Innovative method for cover crop termination using engine exhaust heat. Heat in the form of an open flame is used to control weeds. However, these systems require a fuel source. Researchers in Auburn, Alabama, focused on utilizing exhaust heat to terminate cover crops and control weeds in a conservation system. To evaluate this concept, a mechanical pusher using the exhaust heat from a gasoline-based internal combustion engine with supplemental heat from heater strips was developed to terminate cover crops. The prototype was developed for a walk-behind tractor powered by a single cylinder gasoline engine. In addition, a generator powered by the tractor’s Power Take-Off mechanism provided electrical energy for three parallel, supplemental heater strips. Results demonstrated that using exhaust heat (otherwise lost to the environment) is an economical means of terminating cover crops.

Novel planter developed for small-seeded plants. Precisely planting the seeds of herbs, vegetables, and other species with extremely small seeds akin to the size of a salt grain can be difficult to do with standard planters. Small seeds are often pelleted so they can be planted with precision, but this process is expensive. An ARS researcher in Salinas, California, developed a simple planter, called the Slide Hammer Seeder, for precision hand-seeding of unpelleted, small-seeded species. The planter works well for seeding a variety of small-seeded herbs and vegetables and has been used to interseed sweet alyssum plants among vegetable crops. Sweet alyssum helps to control pest aphids on many vegetable crops and this novel seeder will help farmers do this more efficiently.

Making decisions easier with Irrigator Pro. Irrigator Pro is an irrigation decision support tool for scheduling irrigation for corn, cotton, and peanuts deployed on the web and as an application for smart phones and tablets. Researchers shared irrigation logic with commercial service providers at customer/stakeholder meetings and industry press. Currently, customers are farmers, crop consultants, extension agents, and students.  Users following irrigation recommendations apply water in a timely manner while maintaining or improving crop yields.  Users can access, enter field data, and receive irrigation decisions anywhere they have internet access (desktop, WiFi, 4G, etc.) for corn, cotton, and peanuts.  Software also forecasts irrigation needs up to 7 days into the future.

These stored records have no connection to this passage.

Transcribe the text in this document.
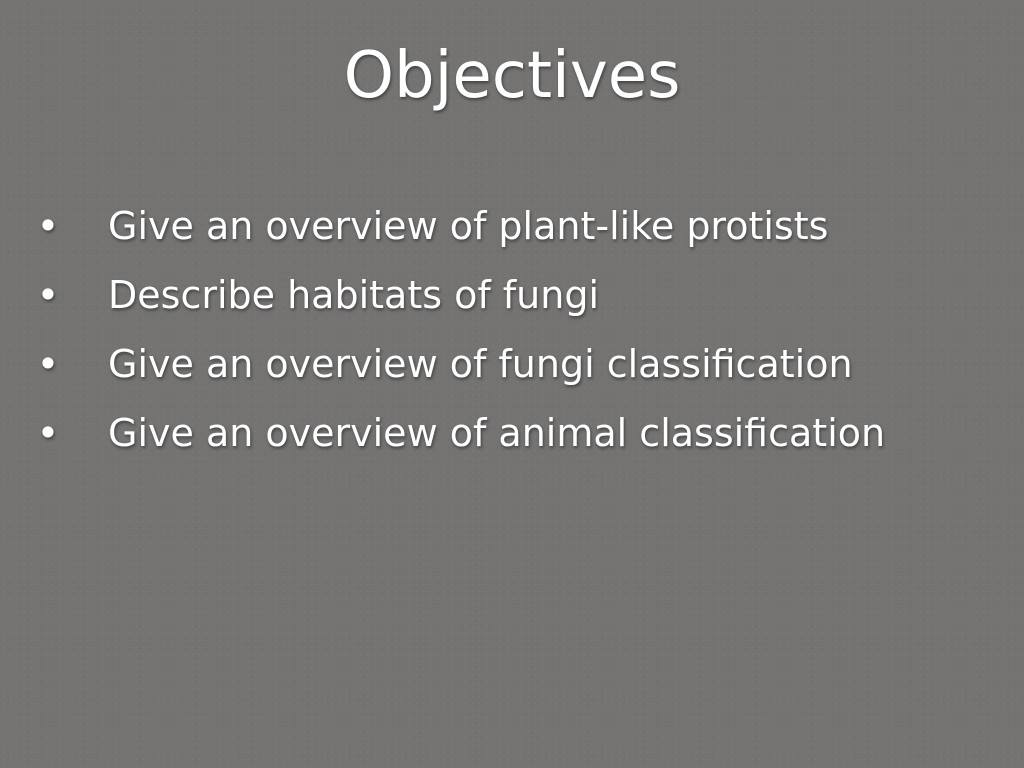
Objectives
• Give an overview of plant-like protists
• Describe habitats of fungi
• Give an overview of fungi classification
• Give an overview of animal classification
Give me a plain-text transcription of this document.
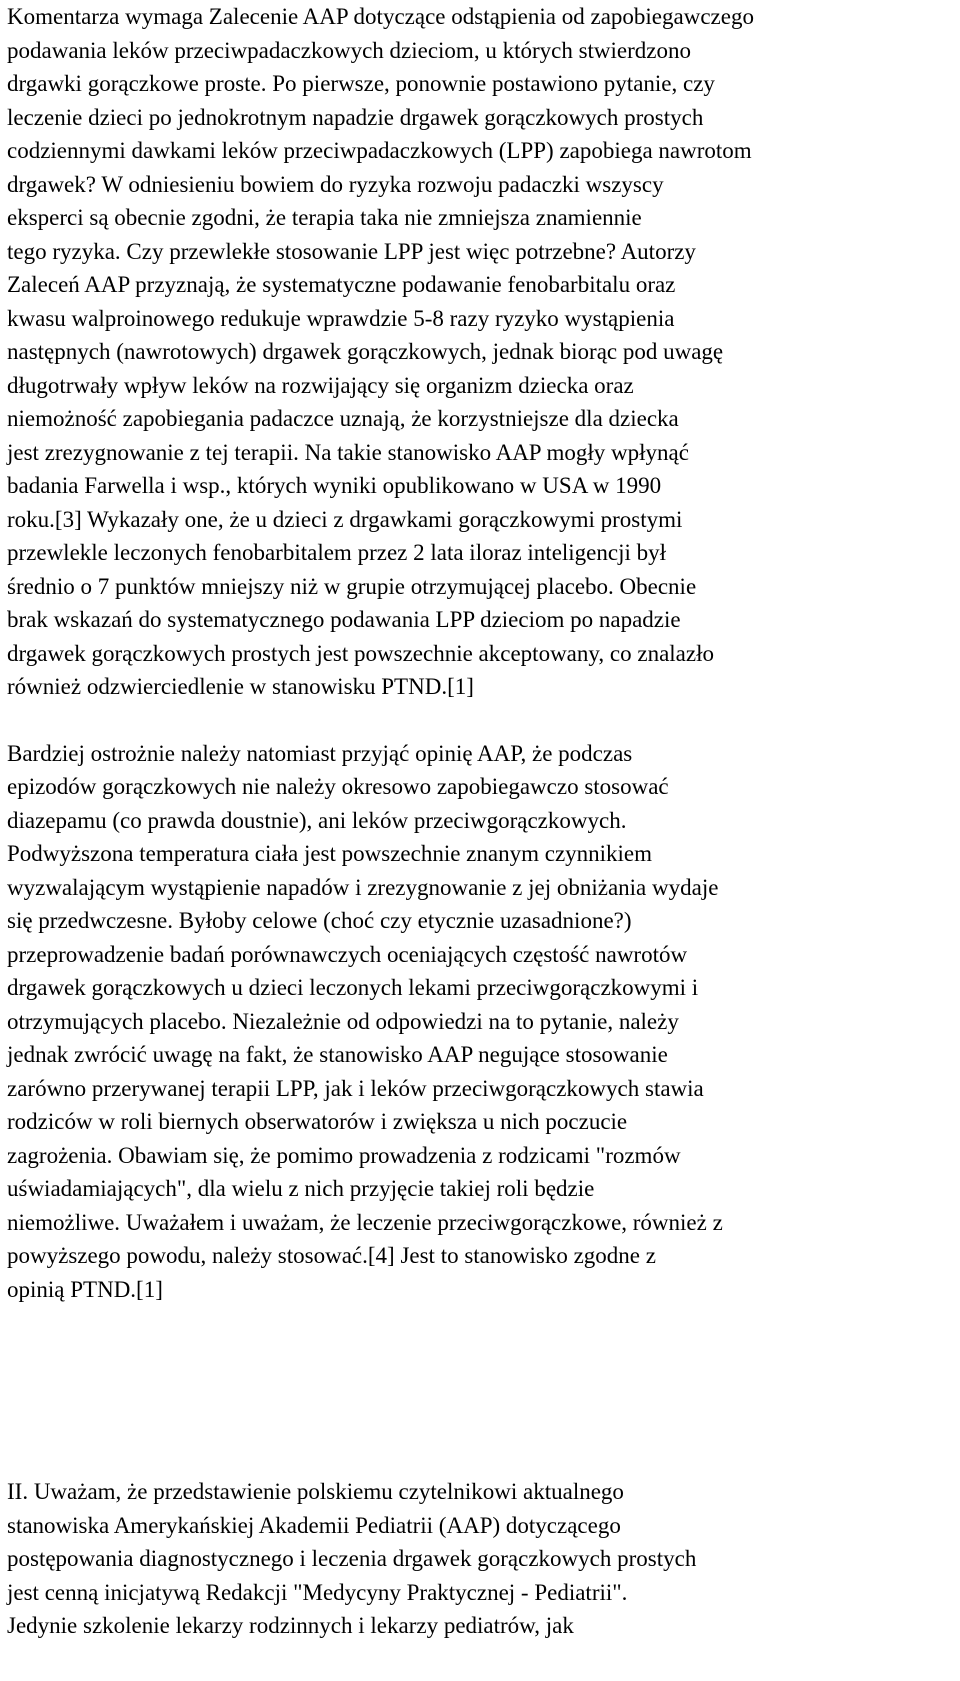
Komentarza wymaga Zalecenie AAP dotyczące odstąpienia od zapobiegawczego
podawania leków przeciwpadaczkowych dzieciom, u których stwierdzono
drgawki gorączkowe proste. Po pierwsze, ponownie postawiono pytanie, czy
leczenie dzieci po jednokrotnym napadzie drgawek gorączkowych prostych
codziennymi dawkami leków przeciwpadaczkowych (LPP) zapobiega nawrotom
drgawek? W odniesieniu bowiem do ryzyka rozwoju padaczki wszyscy
eksperci są obecnie zgodni, że terapia taka nie zmniejsza znamiennie
tego ryzyka. Czy przewlekłe stosowanie LPP jest więc potrzebne? Autorzy
Zaleceń AAP przyznają, że systematyczne podawanie fenobarbitalu oraz
kwasu walproinowego redukuje wprawdzie 5-8 razy ryzyko wystąpienia
następnych (nawrotowych) drgawek gorączkowych, jednak biorąc pod uwagę
długotrwały wpływ leków na rozwijający się organizm dziecka oraz
niemożność zapobiegania padaczce uznają, że korzystniejsze dla dziecka
jest zrezygnowanie z tej terapii. Na takie stanowisko AAP mogły wpłynąć
badania Farwella i wsp., których wyniki opublikowano w USA w 1990
roku.[3] Wykazały one, że u dzieci z drgawkami gorączkowymi prostymi
przewlekle leczonych fenobarbitalem przez 2 lata iloraz inteligencji był
średnio o 7 punktów mniejszy niż w grupie otrzymującej placebo. Obecnie
brak wskazań do systematycznego podawania LPP dzieciom po napadzie
drgawek gorączkowych prostych jest powszechnie akceptowany, co znalazło
również odzwierciedlenie w stanowisku PTND.[1]
Bardziej ostrożnie należy natomiast przyjąć opinię AAP, że podczas
epizodów gorączkowych nie należy okresowo zapobiegawczo stosować
diazepamu (co prawda doustnie), ani leków przeciwgorączkowych.
Podwyższona temperatura ciała jest powszechnie znanym czynnikiem
wyzwalającym wystąpienie napadów i zrezygnowanie z jej obniżania wydaje
się przedwczesne. Byłoby celowe (choć czy etycznie uzasadnione?)
przeprowadzenie badań porównawczych oceniających częstość nawrotów
drgawek gorączkowych u dzieci leczonych lekami przeciwgorączkowymi i
otrzymujących placebo. Niezależnie od odpowiedzi na to pytanie, należy
jednak zwrócić uwagę na fakt, że stanowisko AAP negujące stosowanie
zarówno przerywanej terapii LPP, jak i leków przeciwgorączkowych stawia
rodziców w roli biernych obserwatorów i zwiększa u nich poczucie
zagrożenia. Obawiam się, że pomimo prowadzenia z rodzicami "rozmów
uświadamiających", dla wielu z nich przyjęcie takiej roli będzie
niemożliwe. Uważałem i uważam, że leczenie przeciwgorączkowe, również z
powyższego powodu, należy stosować.[4] Jest to stanowisko zgodne z
opinią PTND.[1]
II. Uważam, że przedstawienie polskiemu czytelnikowi aktualnego
stanowiska Amerykańskiej Akademii Pediatrii (AAP) dotyczącego
postępowania diagnostycznego i leczenia drgawek gorączkowych prostych
jest cenną inicjatywą Redakcji "Medycyny Praktycznej - Pediatrii".
Jedynie szkolenie lekarzy rodzinnych i lekarzy pediatrów, jak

Toolkit for daily water use monitoring in California Central Valley vineyards. Persistent and extreme drought has plagued California in the last decade with enormous implications on surface and groundwater water resources for agriculture. Achieving long-term water use sustainability in an economically viable way will require more efficient irrigation management to successfully address future water shortages. ARS scientists in Beltsville, Maryland, have led the Grape Remote Sensing Atmospheric profile & Evapotranspiration eXperiment (GRAPEX) project with the goal of developing a new remote sensing-based data fusion technique that allows, for the first time, accurate estimation of daily water use and stress information from field to regional scales for high-valued perennial crops. Operational application of this technique has begun and is expected to facilitate substantial reductions in irrigation water usage for these crops.